Indem das öffentliche Gespräch unter Deutschen wie Israelis den alt-neuen Judenhass als Auslöser und wichtigste Triebkraft des jüdisch-palästinensischen Konflikts identifizierte, fixierte es auch die deutsche Schuld und Mitverantwortung am Leiden der Israelis und an dem der Palästinenser. Diese Schuld-Konstruktionen exkulpierten die israelische Seite und wurden von ihr entsprechend gefördert, in Westdeutschland allerdings führten sie zu Konflikten. War das Ziel des politischen Lernens, das der Nachkriegsphilosemitismus darstellte, die Versöhnung mit Juden oder die Aneignung bestimmter politischer Prinzipien? Für eine ganze Generation von Freiwilligen der Aktion Sühnezeichen-Friedensdienste z.B., die sich ab 1961 in Israel engagierte, stellte sich die Frage so: folgte aus der deutschen Geschichte nun eine Verpflichtung gegenüber Israel oder gegenüber den Palästinensern? Die deutschen Opfer- und Täterkonstruktionen führten für Deutsche im Nahen Osten zu einem anhaltenden Solidaritätskonflikt.

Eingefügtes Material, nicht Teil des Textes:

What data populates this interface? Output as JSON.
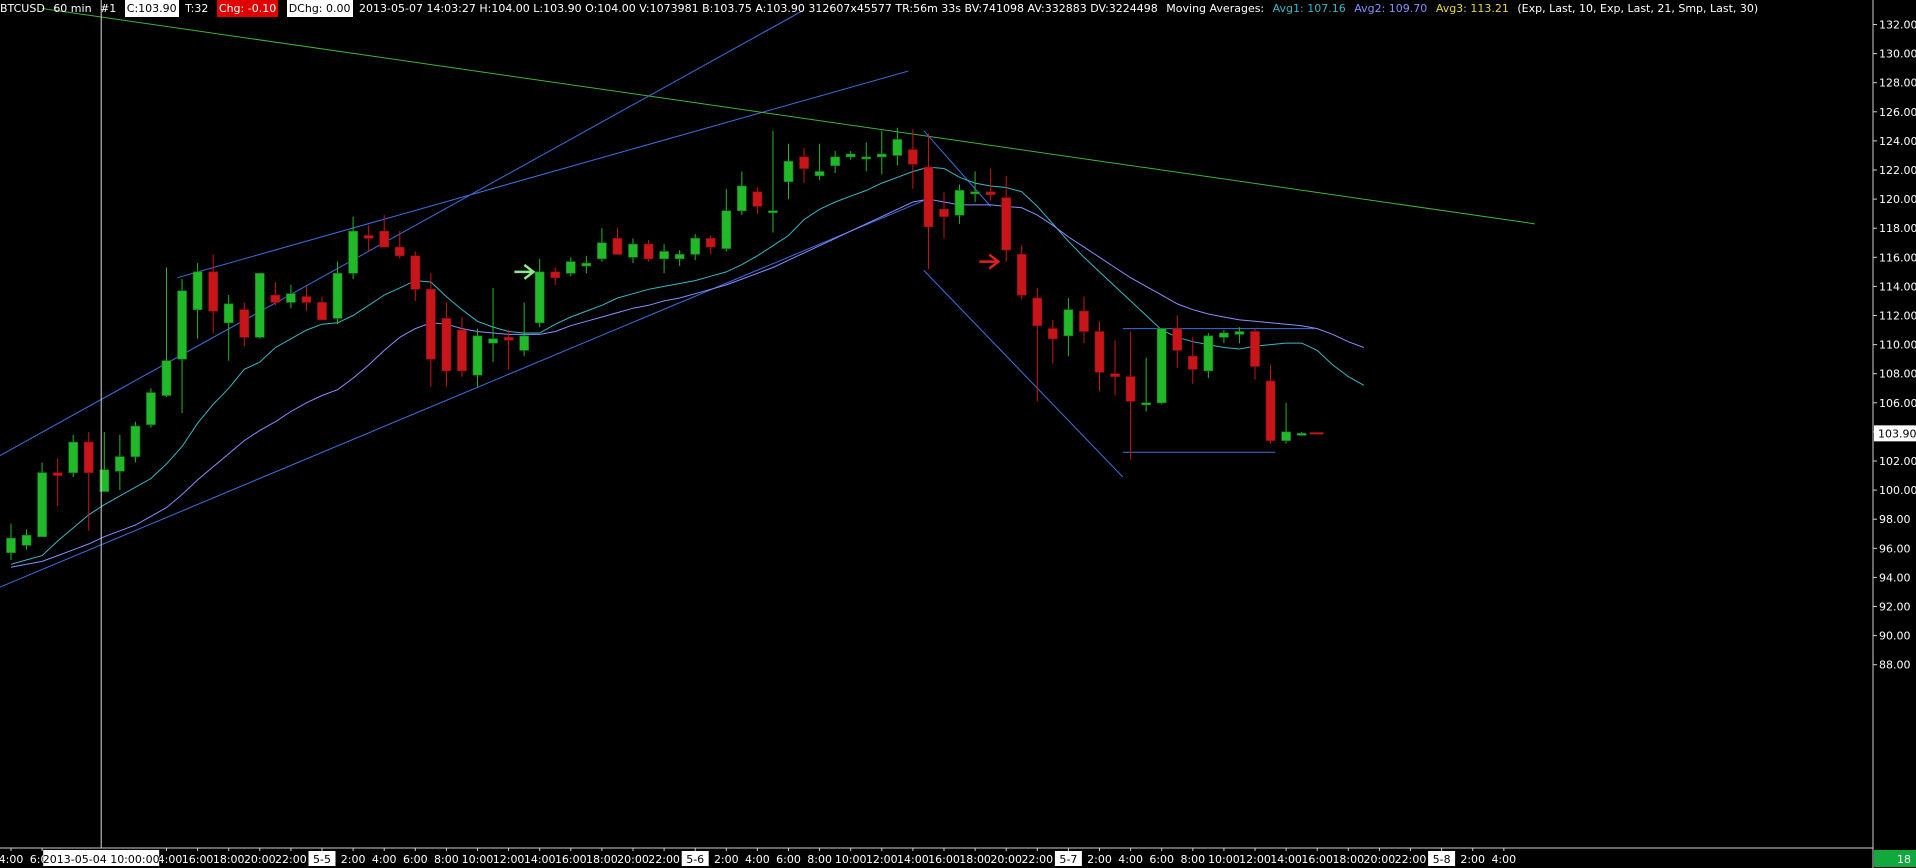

Je weniger sich die komplexen Ursachen und Wirklichkeiten des Nahostkonflikts mit den Idealisierungen und Auslassungen des deutschen Diskurses deckten, desto mehr mussten die Grenzen bewacht werden. In der Bundesrepublik wurde das Bild von Israel und vom Ursprung und der Dynamik des Konflikts zunehmend von Themen und Strategien bestimmt, die ihre Quelle im Jerusalemer Außenministerium oder bei israelischen oder jüdischen Organisationen hatten, die sich mit der Bekämpfung „arabischer Propaganda“ oder der Verteidigung des „Lebensrechts Israels“, befassten.

So wurde der neue Diskurs über Juden und Israel, der als Protest gegen das Schweigen der bundesrepublikanischen Gesellschaft und politischen Instanzen begonnen hatte, allmählich zum Instrument in der Hand des jüdischen Staates. Diese Entwicklung war in gewissem Maße unumgänglich. Der Diskurs basierte auf spezifisch deutschen Wunschbildern und Identitätskonstruktionen, die von Israelis erwidert wurden. Israelis erzählten eine Geschichte über Deutsche, die das Selbstbild des eigenen Landes verstärkte, und umgekehrt.